Lorsque l’on imagine un monde alimenté par des énergies renouvelables, on pense souvent à un paysage de collines vallonnées surmontées d’éoliennes tournoyantes, et non à une mine à ciel ouvert de plusieurs centaines de mètres de profondeur et d’un kilomètre de diamètre. Pourtant, la dure réalité est que la première image n’est pas possible sans la seconde. Les experts préviennent que si nous nous engageons à fond dans la transition vers les énergies renouvelables sans tenir compte de l’impact de l’extraction des matériaux nécessaires, nous risquons de faire plus de mal que de bien.
Cet immense changement apporte des possibilités considérables.
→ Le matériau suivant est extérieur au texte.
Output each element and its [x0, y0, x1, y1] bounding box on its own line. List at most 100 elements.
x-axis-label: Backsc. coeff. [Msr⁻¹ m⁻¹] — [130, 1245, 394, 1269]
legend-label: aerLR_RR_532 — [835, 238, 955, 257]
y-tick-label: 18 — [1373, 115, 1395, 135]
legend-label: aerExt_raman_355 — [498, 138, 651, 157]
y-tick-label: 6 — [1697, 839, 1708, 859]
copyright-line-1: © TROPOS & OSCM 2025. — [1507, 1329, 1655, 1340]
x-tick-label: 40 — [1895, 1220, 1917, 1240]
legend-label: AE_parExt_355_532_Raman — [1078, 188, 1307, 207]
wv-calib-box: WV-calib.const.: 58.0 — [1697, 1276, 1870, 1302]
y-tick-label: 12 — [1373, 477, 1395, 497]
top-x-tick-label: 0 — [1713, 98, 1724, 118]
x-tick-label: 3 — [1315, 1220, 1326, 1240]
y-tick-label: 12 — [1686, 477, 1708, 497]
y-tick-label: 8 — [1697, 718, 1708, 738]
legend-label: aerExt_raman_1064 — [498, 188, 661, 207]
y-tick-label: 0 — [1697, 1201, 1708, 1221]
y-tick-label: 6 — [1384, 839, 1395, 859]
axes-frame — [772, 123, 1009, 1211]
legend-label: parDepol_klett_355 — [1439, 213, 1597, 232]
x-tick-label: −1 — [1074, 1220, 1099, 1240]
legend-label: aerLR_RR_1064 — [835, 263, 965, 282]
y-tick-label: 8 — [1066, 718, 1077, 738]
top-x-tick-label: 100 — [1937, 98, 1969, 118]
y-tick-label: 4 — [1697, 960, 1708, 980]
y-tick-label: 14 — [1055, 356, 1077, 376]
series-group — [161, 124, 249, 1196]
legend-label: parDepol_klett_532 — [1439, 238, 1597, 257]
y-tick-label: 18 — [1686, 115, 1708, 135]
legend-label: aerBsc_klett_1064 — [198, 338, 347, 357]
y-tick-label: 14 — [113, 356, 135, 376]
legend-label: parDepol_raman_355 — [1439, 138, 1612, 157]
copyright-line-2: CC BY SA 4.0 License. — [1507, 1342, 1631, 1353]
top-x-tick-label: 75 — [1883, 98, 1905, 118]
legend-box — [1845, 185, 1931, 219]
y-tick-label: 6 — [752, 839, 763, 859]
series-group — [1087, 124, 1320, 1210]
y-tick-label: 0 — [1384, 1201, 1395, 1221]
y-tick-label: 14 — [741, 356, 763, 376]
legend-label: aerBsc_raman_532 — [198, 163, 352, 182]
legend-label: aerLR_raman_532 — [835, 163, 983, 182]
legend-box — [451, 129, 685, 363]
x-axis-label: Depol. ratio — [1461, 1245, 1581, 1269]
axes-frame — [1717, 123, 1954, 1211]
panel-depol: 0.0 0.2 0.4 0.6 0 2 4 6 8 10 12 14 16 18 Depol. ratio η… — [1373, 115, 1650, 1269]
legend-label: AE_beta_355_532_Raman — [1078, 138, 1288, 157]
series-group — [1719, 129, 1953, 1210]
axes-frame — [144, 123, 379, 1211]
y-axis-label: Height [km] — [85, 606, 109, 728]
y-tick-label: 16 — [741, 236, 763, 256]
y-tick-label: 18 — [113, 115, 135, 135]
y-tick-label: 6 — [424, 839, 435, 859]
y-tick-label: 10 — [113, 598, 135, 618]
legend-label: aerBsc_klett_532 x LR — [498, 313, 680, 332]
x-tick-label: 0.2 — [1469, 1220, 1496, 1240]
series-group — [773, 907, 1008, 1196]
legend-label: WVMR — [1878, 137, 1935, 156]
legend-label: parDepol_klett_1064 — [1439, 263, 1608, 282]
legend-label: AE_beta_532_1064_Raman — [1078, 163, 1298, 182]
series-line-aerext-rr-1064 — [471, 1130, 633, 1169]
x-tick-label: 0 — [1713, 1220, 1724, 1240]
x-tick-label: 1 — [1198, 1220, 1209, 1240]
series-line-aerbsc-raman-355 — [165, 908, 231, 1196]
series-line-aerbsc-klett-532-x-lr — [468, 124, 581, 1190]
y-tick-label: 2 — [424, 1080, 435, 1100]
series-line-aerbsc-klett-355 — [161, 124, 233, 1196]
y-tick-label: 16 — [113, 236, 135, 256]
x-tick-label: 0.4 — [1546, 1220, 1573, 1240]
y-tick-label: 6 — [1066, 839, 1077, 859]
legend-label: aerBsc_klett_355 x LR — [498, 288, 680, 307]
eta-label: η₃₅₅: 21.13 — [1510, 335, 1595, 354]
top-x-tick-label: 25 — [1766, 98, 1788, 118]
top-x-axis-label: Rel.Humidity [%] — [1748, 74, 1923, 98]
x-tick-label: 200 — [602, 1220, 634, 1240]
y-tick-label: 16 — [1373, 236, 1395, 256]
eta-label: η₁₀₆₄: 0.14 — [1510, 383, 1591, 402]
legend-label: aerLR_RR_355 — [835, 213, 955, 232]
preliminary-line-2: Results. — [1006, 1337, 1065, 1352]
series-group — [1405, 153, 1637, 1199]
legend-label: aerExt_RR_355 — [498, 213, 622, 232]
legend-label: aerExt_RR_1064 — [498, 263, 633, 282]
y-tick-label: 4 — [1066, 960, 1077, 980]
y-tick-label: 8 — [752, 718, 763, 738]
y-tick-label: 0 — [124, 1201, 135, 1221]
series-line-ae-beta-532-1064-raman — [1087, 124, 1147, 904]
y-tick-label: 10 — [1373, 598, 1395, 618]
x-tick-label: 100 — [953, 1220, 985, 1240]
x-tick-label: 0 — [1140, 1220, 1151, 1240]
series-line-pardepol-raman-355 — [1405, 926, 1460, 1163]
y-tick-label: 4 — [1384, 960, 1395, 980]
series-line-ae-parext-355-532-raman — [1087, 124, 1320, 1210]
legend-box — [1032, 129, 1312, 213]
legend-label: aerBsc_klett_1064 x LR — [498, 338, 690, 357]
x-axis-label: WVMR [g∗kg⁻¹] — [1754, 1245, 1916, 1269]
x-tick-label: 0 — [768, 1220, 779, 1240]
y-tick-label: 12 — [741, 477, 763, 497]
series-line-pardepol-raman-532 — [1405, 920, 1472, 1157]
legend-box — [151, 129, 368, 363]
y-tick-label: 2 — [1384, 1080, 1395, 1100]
La demande des constructeurs automobiles, des entreprises technologiques et des fournisseurs d’énergie a le potentiel de générer des bénéfices à long terme pour les investisseurs et de transformer l’exploitation minière en une industrie plus responsable et durable.
Au cours de cette conversation entre Aimee Boulanger, directrice exécutive de l’organisation à but non lucratif Initiative for Responsible Mining Assurance (IRMA), et Jamie Bonham, directeur de l’engagement des sociétés chez Placements NEI et membre du conseil d’administration d’IRMA, nous discutons de la manière dont la norme IRMA peut servir de levier pour favoriser le changement dans le secteur et du rôle que doivent jouer les investisseurs pour encourager les sociétés à y participer.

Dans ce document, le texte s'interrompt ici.